Terakhir diadakan pentashihan pada masa Khalifah Usman sehingga menghasilkan satu naskah otentik yang disebut mushaf Imam. Salinan dari naskah (mushaf) itu dikirimkan ke kota-kota besar lain, sedangkan yang selain itu dibakar. Mushaf Imam yang dijadikan standard itu dijadikan tumpuan bagi perbanyakan dan pentashihan berikutnya sehingga berkembang dalam bentuk aslinya hingga waktu ini.
Ditinjau dari sudut tempatnya, Al Alquran turun di dua daerah yaitu:
Ditinjau dari sudut tempatnya, Al Alquran turun di dua daerah yaitu:
Ditinjau dari sudut tempatnya, Al Alquran turun di dua daerah yaitu:
1. Di Mekkah atau yang disebut ayat makkiyah. Pada umumnya berisikan soal-soal dogma atau ketuhanan, mengatur korelasi insan dengan Tuhannya, ayat-ayatnya pendek dan ditujukan kepada seluruh ummat. Banyaknya sekitar 2/3 seluruh ayat-ayat Al Quran.
2. Di Madinah atau yang disebut ayat madaniyah.
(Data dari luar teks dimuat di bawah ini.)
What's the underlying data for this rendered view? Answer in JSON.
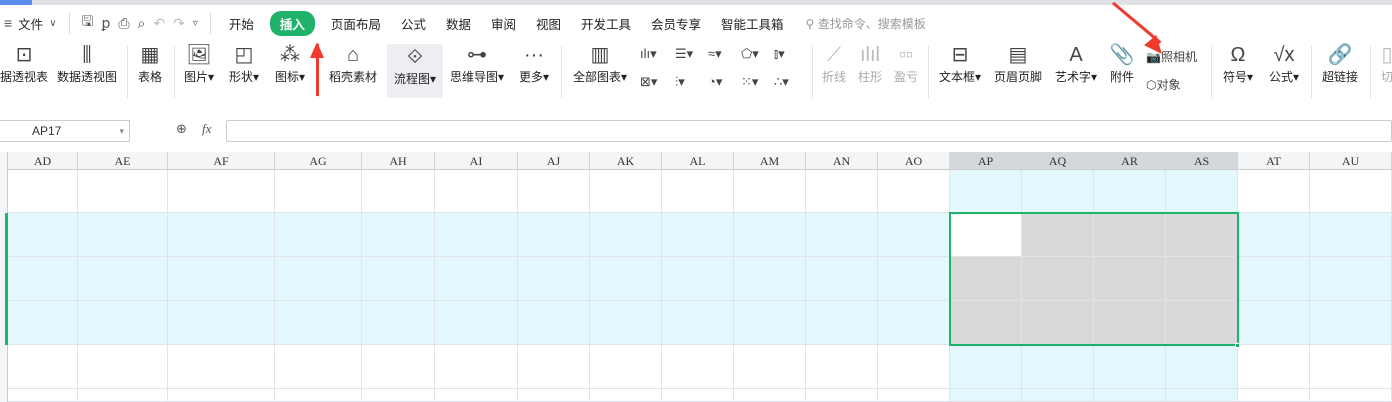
{
  "menu": {
    "file": "文件",
    "tabs": [
      "开始",
      "插入",
      "页面布局",
      "公式",
      "数据",
      "审阅",
      "视图",
      "开发工具",
      "会员专享",
      "智能工具箱"
    ],
    "active_tab": "插入",
    "search_placeholder": "查找命令、搜索模板"
  },
  "ribbon": {
    "pivot_table": "据透视表",
    "pivot_chart": "数据透视图",
    "table": "表格",
    "picture": "图片",
    "shape": "形状",
    "icon": "图标",
    "daoke": "稻壳素材",
    "flowchart": "流程图",
    "mindmap": "思维导图",
    "more": "更多",
    "all_charts": "全部图表",
    "sparkline_line": "折线",
    "sparkline_col": "柱形",
    "sparkline_wl": "盈亏",
    "textbox": "文本框",
    "header_footer": "页眉页脚",
    "wordart": "艺术字",
    "attachment": "附件",
    "camera": "照相机",
    "object": "对象",
    "symbol": "符号",
    "formula": "公式",
    "hyperlink": "超链接",
    "slicer": "切"
  },
  "formula_bar": {
    "name_box": "AP17",
    "fx": "fx",
    "value": ""
  },
  "columns": [
    "AD",
    "AE",
    "AF",
    "AG",
    "AH",
    "AI",
    "AJ",
    "AK",
    "AL",
    "AM",
    "AN",
    "AO",
    "AP",
    "AQ",
    "AR",
    "AS",
    "AT",
    "AU"
  ],
  "selected_columns": [
    "AP",
    "AQ",
    "AR",
    "AS"
  ],
  "colors": {
    "accent": "#1fb26b",
    "highlight": "#e3f8fc",
    "selection_fill": "#d9d9d9",
    "annotation_arrow": "#f03a2e"
  }
}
Ayat-ayatnya panjang, berisikan peraturan yang mengatur korelasi sesama insan mengenai larangan, suruhan, anjuran, hukum-hukum dan syari’at-syari’at, akhlaq, hal-hal mengenai keluarga, masyarakat, pemerintahan, perdagangan, korelasi insan dengan hewan, tumbuh-tumbuhan, udara, air dan sebagainya.
Kehujjahan Al Alquran dari segi penjelasannya ada 2 macam:
1. Muhkam yaitu ayat-ayat yang teran artinya, terperinci maksudnya dan tidak mengandung keraguan atau pemahaman lain selain pemahaman yang terdapat pada lafaznya.
2. Mutasyabih yaitu ayat yang tidak terperinci artinya sehingga terbuka kemungkinan adanya banyak sekali penafsiran dan pemahaman yang disebabkan oleh adanya kata yang mempunyai dua arti/maksud, atau lantaran penggunaan nama-nama dan kiasan-kiasan.
Syaifuddin Amir, Ushul Fiqh Jilid I, (Jakarta: PT Logos Wacana Ilmu 1997).